Place Keeping

I mulled this thought over and over one night. Awoke from a sound sleep to this idea: we keep a sense of time in our brain. How does this compare to keeping a sense of place? Does it even exist?

I concluded we do have a place keeping mechanism. Each of us. How does this work?

I moved to various locations in my early life. Dad was a defense engineer on many Navy projects. He first worked in southern California. A lot of work with Cal Tech, the Jet Propulsion Laboratory, and several Navy bases. He worked with civilian contractors and corporations in that line of work, eventually moving from Naval Civil Service to private corporate employment. We lived in three homes in California. Altadena (a suburb of Pasadena) at the base of the San Gabriel Mountains. Then Inyokern in the center of the Mojave Desert, back to Altadena (same house), then to a new home in Glendora. While living there in the first 6 months, Dad took a job in Pittsfield, Massachusetts. Then transferred to Syracuse, New York. He went on to several more sites, but I had already left home for college in Illinois. After graduation, I stayed in Illinois and have lived in this region for nearly 60 years.

Unlike my youth, I have lived in 7 different homes all in Chicagoland. My brother stayed in New York. My sister remained in California and then Arizona. We siblings preferred staying put compared with our childhood wanderings.

Each of those places have meaning for me. Especially New England. That was a time of maturing, of change. So much of that experience is tied to that place, hence place keeping. Yes, those years were confined to a single time, so it can be argued that is an example of time keeping. But my memory serves up place images, not times. The grit of place is very real, not the same as time. Nor year.

In this way I recall the details of living in the place. The people, activities, landscapes, special events and features of the place. These details are very much a part of who I am at this time of my life. I now realize this has been true for all my life.
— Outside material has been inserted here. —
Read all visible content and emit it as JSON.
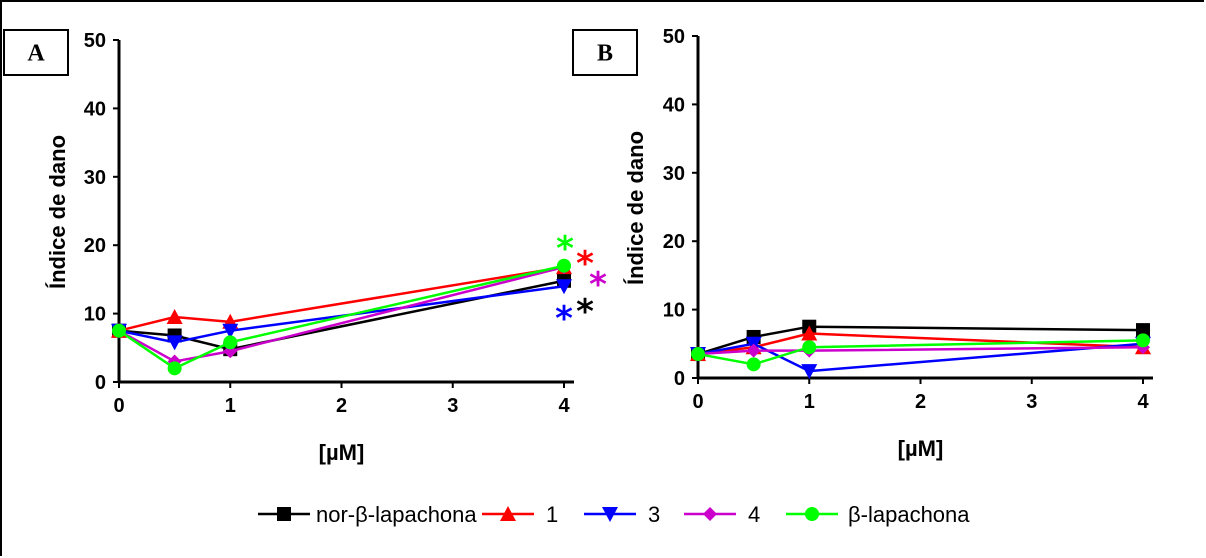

I remember oranges being connected to Glendora, California. Why? Because we lived in a new tract of housing that was built in an orange and lemon grove. We had a mature orange tree in our backyard and two lemon trees. We could walk down the alleys of trees in the remaining grove, pick ripe fruit from the trees, puncture the rind and drink deeply of fresh juice. We took refuge from the sun sitting in the tree’s shade. It was quiet and aromatic. And the juice was refreshing and delicious. Tangy. Sweet. A full range of citrus flavors. That memory pops up every time I think about orange juice and its goodness. I was a kid then, experiencing new things and new places. It was the place that marks the memory rather than time.

Music and a full range of the arts is place kept in Massachusetts, the Berkshire Hills. A memorable time of life, a memorable place of life.

Do you organize your memory in a similar manner? Or is this unique to me? I doubt the latter.